Made winner of the Barclaycard Mercury Prize literally just now, 26-year-old Corynne Elliot’s mix of live instrumentation and acoustic-led hip-hop would make her the first rap-orientated winner of the prize since Dizzee Rascal in 2003. Compared regularly to colloquial pop forces such as Lily Allen and Jamie T, Speech Debelle’s blend of jazz-incorporating warmth means her work is far more organic and intimate than the above references would suggest.

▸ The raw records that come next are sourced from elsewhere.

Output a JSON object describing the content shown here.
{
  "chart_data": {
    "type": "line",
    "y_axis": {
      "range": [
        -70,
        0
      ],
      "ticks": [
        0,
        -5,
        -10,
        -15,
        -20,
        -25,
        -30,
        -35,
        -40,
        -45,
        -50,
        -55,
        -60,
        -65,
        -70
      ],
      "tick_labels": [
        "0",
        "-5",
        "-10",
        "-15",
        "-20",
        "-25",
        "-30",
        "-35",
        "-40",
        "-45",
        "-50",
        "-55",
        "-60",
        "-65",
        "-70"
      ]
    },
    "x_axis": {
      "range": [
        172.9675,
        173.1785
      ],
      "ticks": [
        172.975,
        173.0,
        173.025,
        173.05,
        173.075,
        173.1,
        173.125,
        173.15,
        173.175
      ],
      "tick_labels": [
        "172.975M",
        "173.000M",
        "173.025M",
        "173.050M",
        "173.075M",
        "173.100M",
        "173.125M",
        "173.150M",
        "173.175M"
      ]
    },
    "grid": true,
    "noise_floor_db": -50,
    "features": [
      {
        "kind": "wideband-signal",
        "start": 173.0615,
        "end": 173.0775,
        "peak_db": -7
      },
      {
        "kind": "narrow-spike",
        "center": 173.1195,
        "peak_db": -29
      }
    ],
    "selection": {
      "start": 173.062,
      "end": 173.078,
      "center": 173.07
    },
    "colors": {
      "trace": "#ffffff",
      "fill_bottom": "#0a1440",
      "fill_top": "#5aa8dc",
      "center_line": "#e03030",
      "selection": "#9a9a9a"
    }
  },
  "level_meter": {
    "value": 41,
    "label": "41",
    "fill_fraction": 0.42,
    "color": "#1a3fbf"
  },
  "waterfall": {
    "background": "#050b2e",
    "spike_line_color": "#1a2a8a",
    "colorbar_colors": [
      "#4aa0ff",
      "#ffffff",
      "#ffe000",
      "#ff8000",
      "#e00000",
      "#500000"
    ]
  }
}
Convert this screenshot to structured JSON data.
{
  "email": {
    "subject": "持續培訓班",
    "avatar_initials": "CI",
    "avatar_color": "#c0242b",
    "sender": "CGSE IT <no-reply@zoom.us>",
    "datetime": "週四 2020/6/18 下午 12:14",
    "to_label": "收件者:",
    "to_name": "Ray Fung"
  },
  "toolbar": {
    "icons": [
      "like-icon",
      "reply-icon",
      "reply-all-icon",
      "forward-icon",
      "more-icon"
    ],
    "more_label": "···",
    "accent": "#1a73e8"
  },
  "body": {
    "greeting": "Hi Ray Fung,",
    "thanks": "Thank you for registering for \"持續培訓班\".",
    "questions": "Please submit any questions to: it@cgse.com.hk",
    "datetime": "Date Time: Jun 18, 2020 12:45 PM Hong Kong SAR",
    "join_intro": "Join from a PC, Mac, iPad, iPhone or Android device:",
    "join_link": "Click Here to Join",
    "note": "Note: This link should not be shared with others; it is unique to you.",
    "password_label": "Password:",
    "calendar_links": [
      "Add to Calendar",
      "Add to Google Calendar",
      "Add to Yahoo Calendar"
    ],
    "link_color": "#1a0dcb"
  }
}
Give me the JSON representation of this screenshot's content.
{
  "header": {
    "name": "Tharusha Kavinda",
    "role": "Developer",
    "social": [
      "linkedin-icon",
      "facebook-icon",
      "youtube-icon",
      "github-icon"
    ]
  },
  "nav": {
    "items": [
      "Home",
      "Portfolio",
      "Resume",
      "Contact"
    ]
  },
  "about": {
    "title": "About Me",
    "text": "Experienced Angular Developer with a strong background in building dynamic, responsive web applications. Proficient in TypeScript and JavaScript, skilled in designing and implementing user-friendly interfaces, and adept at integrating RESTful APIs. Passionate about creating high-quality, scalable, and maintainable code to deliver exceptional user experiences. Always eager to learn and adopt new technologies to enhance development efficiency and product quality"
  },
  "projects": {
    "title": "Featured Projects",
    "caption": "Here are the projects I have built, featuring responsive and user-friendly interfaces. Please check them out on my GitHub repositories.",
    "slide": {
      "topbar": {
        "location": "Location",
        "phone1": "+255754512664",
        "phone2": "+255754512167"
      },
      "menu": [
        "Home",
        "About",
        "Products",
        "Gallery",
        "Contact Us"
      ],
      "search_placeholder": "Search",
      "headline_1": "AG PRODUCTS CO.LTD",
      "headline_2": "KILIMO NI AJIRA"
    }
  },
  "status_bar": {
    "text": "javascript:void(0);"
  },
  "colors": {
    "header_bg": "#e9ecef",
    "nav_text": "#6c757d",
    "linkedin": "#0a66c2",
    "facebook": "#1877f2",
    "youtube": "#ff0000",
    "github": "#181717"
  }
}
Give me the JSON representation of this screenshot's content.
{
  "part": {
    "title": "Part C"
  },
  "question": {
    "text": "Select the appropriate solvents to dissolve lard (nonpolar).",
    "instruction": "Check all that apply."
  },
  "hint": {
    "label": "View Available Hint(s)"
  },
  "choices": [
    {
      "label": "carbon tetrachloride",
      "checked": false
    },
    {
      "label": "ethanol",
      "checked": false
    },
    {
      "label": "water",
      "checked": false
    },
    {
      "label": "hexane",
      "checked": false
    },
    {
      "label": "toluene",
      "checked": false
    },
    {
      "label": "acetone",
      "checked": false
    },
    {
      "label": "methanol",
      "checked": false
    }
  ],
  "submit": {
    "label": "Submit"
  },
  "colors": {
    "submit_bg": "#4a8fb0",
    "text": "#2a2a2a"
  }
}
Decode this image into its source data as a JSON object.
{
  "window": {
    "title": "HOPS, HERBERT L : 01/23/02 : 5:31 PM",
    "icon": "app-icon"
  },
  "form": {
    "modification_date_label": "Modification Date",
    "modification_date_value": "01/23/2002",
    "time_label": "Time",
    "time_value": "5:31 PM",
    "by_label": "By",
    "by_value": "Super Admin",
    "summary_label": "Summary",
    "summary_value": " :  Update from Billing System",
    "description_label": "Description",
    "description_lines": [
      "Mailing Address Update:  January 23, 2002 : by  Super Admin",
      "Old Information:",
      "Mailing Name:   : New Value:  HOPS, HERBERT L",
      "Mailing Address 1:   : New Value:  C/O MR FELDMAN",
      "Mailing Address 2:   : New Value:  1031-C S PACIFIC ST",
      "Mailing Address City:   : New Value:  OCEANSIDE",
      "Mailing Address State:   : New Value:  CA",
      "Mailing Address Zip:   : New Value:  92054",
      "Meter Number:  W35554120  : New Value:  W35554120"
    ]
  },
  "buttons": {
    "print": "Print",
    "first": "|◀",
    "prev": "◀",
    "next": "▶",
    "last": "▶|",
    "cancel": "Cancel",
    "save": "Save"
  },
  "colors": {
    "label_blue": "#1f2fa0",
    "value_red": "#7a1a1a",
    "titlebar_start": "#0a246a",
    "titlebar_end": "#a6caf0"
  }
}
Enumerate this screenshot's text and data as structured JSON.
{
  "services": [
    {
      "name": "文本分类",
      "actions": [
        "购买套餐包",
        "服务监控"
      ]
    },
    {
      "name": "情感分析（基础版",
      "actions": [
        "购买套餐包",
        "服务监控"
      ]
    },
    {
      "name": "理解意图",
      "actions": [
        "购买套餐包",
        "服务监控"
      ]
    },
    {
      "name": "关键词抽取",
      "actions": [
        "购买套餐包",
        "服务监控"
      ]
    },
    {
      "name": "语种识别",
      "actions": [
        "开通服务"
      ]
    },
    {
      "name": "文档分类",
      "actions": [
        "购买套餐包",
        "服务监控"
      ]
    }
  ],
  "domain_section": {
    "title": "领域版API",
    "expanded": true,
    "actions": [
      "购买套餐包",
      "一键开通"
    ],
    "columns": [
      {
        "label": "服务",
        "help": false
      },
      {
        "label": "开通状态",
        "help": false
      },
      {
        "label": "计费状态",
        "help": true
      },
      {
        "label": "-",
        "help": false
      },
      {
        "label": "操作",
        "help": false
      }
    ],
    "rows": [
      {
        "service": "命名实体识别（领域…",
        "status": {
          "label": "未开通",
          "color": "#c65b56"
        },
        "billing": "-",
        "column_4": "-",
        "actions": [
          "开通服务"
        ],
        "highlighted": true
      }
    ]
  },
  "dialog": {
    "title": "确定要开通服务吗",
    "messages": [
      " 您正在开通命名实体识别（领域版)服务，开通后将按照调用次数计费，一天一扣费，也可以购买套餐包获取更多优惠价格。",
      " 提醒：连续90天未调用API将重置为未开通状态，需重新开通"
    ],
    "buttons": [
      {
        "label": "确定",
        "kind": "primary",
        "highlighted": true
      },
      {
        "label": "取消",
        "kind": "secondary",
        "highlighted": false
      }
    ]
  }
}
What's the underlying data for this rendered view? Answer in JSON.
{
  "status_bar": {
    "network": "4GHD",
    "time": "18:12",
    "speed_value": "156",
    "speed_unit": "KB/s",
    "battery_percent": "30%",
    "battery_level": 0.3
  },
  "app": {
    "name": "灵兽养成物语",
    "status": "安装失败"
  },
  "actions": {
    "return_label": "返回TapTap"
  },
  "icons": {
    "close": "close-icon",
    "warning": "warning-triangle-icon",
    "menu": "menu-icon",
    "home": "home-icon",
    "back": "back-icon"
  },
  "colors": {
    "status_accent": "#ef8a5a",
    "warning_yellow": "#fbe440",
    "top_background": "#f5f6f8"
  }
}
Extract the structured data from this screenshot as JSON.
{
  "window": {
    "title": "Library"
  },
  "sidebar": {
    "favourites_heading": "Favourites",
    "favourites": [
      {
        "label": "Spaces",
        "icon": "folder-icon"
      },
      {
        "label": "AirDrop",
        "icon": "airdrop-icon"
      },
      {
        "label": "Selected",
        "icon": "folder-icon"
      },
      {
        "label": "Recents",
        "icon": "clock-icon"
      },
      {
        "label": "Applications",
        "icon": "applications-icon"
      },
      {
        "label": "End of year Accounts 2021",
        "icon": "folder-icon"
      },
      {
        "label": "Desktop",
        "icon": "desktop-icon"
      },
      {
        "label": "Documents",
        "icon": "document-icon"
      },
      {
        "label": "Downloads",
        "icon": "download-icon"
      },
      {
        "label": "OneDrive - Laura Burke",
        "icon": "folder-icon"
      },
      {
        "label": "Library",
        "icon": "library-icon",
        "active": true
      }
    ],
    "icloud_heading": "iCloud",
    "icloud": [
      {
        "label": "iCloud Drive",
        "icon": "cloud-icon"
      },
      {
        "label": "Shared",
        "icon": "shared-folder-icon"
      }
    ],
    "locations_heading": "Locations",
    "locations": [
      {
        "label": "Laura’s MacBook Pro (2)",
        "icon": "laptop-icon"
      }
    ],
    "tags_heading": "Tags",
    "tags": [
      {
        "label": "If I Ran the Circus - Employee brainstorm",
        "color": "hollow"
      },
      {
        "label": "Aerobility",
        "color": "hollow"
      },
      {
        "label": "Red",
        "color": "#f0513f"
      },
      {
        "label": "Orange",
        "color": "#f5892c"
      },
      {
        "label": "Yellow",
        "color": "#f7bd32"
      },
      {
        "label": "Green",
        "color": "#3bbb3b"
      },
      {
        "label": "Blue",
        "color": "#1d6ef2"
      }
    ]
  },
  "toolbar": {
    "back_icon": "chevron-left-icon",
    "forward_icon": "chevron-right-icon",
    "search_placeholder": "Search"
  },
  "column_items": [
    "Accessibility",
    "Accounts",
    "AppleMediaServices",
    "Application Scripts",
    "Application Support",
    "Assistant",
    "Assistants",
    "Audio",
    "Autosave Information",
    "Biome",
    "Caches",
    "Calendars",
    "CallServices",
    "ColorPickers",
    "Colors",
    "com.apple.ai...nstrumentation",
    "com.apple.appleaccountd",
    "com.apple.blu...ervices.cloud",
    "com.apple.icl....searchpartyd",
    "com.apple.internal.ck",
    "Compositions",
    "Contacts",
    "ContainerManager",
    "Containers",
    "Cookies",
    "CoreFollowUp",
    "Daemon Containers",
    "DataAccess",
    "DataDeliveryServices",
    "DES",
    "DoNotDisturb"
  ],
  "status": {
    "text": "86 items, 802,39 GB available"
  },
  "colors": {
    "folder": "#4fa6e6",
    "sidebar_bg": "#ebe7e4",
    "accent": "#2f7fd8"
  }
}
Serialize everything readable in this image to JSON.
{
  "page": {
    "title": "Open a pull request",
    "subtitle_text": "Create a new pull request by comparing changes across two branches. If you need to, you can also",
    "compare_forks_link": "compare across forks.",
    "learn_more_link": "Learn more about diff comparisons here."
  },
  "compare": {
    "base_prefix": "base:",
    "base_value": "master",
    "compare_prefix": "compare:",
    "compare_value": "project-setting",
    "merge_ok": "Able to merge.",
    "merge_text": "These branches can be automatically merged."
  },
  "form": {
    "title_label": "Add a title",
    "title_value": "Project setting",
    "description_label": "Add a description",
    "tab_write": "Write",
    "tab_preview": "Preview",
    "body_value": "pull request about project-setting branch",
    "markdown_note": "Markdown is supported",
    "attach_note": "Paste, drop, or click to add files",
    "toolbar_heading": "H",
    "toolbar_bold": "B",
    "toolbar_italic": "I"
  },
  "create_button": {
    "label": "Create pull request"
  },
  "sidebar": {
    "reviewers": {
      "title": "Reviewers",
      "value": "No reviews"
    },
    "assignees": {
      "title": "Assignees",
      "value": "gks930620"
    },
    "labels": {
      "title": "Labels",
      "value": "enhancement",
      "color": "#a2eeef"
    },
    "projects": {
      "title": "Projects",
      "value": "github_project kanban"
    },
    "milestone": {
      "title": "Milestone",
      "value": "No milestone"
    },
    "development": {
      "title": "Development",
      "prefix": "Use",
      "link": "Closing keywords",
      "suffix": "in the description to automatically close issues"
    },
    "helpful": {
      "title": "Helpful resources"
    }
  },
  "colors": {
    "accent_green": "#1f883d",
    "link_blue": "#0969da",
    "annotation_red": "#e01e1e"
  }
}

Released through Big Dada, with arrangements by Lotek Hi-Fi’s Wayne Bennett and featuring guest appearance from Roots Manuva (alongside the more experimental Micachu), the album stands as a refreshing illustration of the often-maligned UK hip-hop scene.
The album’s soft acoustic pluckings are juxtaposited with Elliot’s frank and candid lyrical subject matter, dealing with her feelings towards her absent father (‘Daddy’s Little Girl’) and her relatively recent homelessness. ’The Key’ shows a more weightier, dancefloor-ready element to her sphere, despite the gentle, ornate clarinets. Like several of the album’s tracks, ‘Better Days’, performed with Micachu, would stand up as an instrumental, such is the rich, engaging blend of instrumentation on show, recalling The Herbaliser, whilst new single ‘Spinnin’ is the closest to a crossover hit in her repertoire, instantly accessible yet displaying all her best elements.
The diary-esque tone of the lyricism on offer coupled with Elliot’s still incredibly youthful tones means parts of the album come across as being slightly adolescent, despite her 26 years. This is forgiven by the way of the nostalgic form the album takes, but often amongst the solemn, autumnal arrangements atmospheric keys, and subtle yet dramatic strings, the vocals come close to being the weakest link. Additionally, one-time Mercury nominee Roots Manuva’s brief contribution to the otherwise charming ‘Wheels In Motion’ is massively inconsequential and disappointing considering both the sonic ambition and bruised lyrical honesty they both share – and he’s never been known as a singer – though the possibility of superior future collaborations is a consolation.